My fly-drone worked perfectly in New York City, however. So, here’s the scoop on what the pope had for breakfast, lunch, and dinner. 

 At his first supper in the Apostolic Nunciature, the meal began with chicken soup. This will undoubtedly inspire a new book entitled “Chicken Soup for the Pope,” that will be added to the already extensive “Chicken Soup for” series. Technically, it wasn’t chicken but rooster soup (capon). 

The entrée was steamed lobster. How things have changed. Back in the days of the Pilgrims, during that first winter, the colonists were faced with disease and starvation. When the second boat of settlers arrived on the “Speedwell” in the spring, they were served what Governor Bradford referred to as “the food of savages.” These were the lobsters that could then be found crawling all over the rocks in Plymouth Harbor. Some of the newly-arrived Pilgrims were so disgusted with this wretched fare that they promptly turned around and sailed back to England. I am not making this up. See “Governor Bradford’s Journal.”
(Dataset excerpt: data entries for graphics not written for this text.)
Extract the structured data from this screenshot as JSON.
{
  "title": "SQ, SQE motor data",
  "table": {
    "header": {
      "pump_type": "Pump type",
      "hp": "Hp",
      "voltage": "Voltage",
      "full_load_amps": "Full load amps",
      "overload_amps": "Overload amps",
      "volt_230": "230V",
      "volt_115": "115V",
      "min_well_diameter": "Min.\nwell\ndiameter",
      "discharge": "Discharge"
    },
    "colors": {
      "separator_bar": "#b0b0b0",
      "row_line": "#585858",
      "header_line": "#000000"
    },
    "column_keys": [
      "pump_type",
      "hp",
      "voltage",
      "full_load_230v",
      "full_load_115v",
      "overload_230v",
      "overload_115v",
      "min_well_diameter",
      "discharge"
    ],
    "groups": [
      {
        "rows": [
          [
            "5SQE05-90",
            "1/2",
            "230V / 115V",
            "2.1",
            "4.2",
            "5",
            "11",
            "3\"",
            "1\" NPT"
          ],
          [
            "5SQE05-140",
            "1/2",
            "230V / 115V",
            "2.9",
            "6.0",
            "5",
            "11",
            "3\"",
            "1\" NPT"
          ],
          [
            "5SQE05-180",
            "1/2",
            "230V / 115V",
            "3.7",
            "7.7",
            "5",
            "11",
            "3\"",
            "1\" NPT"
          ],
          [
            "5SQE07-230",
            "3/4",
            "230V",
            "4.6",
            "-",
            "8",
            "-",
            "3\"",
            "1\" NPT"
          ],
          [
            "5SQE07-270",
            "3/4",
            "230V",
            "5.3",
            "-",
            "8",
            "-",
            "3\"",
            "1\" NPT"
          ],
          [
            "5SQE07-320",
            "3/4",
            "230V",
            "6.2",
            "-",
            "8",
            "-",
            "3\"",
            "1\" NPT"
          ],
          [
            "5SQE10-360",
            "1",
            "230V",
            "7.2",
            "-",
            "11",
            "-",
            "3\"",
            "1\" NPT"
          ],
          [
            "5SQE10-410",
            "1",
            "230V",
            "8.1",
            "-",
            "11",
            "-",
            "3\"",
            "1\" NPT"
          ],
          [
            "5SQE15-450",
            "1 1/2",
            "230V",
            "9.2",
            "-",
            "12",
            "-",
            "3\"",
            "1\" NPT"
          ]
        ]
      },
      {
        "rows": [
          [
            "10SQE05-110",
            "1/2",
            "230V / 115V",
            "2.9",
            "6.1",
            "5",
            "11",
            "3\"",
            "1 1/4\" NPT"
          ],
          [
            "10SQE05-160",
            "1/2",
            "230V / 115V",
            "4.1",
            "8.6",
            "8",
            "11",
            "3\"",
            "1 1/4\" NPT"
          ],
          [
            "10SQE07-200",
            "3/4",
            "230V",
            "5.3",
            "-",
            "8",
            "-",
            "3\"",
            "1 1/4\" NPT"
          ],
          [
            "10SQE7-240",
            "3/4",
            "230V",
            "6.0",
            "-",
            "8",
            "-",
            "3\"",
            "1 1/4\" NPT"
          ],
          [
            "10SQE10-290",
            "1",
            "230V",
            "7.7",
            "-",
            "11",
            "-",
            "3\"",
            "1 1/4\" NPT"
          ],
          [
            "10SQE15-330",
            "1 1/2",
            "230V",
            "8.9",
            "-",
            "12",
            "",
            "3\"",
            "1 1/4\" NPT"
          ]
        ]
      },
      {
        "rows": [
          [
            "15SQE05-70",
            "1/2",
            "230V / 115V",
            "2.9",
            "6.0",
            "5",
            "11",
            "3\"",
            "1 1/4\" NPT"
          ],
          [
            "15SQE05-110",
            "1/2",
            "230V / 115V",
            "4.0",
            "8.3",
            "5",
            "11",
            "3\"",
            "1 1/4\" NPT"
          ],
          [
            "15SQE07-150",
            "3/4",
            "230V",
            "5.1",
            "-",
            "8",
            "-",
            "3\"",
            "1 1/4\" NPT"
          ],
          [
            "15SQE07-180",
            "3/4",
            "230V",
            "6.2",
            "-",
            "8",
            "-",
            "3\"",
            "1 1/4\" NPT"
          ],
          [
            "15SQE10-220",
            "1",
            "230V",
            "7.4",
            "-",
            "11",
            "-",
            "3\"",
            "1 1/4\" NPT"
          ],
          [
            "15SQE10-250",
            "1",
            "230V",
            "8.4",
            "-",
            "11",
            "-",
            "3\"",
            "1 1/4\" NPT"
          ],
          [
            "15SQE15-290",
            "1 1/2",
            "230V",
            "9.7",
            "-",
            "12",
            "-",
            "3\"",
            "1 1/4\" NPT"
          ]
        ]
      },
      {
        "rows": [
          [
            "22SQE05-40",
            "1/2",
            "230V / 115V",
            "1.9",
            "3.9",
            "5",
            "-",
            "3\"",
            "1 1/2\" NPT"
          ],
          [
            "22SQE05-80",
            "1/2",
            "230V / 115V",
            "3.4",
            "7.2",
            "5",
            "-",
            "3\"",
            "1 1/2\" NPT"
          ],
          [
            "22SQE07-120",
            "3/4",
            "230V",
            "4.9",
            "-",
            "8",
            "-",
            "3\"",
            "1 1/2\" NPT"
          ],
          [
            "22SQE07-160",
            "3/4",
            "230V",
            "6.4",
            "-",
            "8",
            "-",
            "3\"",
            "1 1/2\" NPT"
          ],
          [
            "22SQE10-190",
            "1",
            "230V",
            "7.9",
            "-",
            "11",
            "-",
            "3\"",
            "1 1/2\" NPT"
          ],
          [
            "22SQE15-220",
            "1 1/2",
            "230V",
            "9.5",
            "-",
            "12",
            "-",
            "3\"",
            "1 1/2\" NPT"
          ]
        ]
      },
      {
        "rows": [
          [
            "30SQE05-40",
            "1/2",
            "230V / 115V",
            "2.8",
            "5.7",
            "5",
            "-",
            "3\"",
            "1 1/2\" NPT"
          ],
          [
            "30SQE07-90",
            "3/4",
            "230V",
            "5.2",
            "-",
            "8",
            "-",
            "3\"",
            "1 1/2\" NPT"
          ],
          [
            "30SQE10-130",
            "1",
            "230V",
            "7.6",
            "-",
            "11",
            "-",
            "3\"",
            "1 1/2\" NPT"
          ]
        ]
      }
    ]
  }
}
The pope’s cook wisely provided an alternative of veal. A tomato salad was served with cheese. The side dish that evening was corn. For dessert, there was angel food cake with grape sorbet. 

Friday breakfast was a matter of debate. Should it be served at 6:45 a.m. or 7 a.m.? The pope settled the dispute by announcing breakfast would be at 9 a.m. Breakfast on both days included bakery goods, jams, fruit, yogurt, frittata, crepes, and juice.

Friday lunch was an assortment of vegetables, cheeses, and fruits. One New York restaurateur claims the pope skipped out of the embassy and had lunch at his Argentinian eatery. This is unlikely. 

Friday supper was tuna fish or grilled bass, with squash and onions. For dessert, there was apple pie à la mode. His Holiness splurged with a cup of coffee.

Did you happen to notice the priest following closely behind the pope throughout the pastoral visit? That was Msgr. Mark Miles. He works in the Vatican’s Secretariat of State. He’s the pope’s translator. He speaks Spanish and English. 

Well, don’t you know, Msgr. Miles spotted my fly-drone during Saturday’s breakfast. He unobtrusively rolled up a copy of the L’Osservatore Romano newspaper and whacked it. 

And that, dear readers, was the end of the fly on the wall. The rest of the pope’s meals is lost to history.

Anchor columnist Father Goldrick is pastor of St. Patrick’s Parish in Falmouth.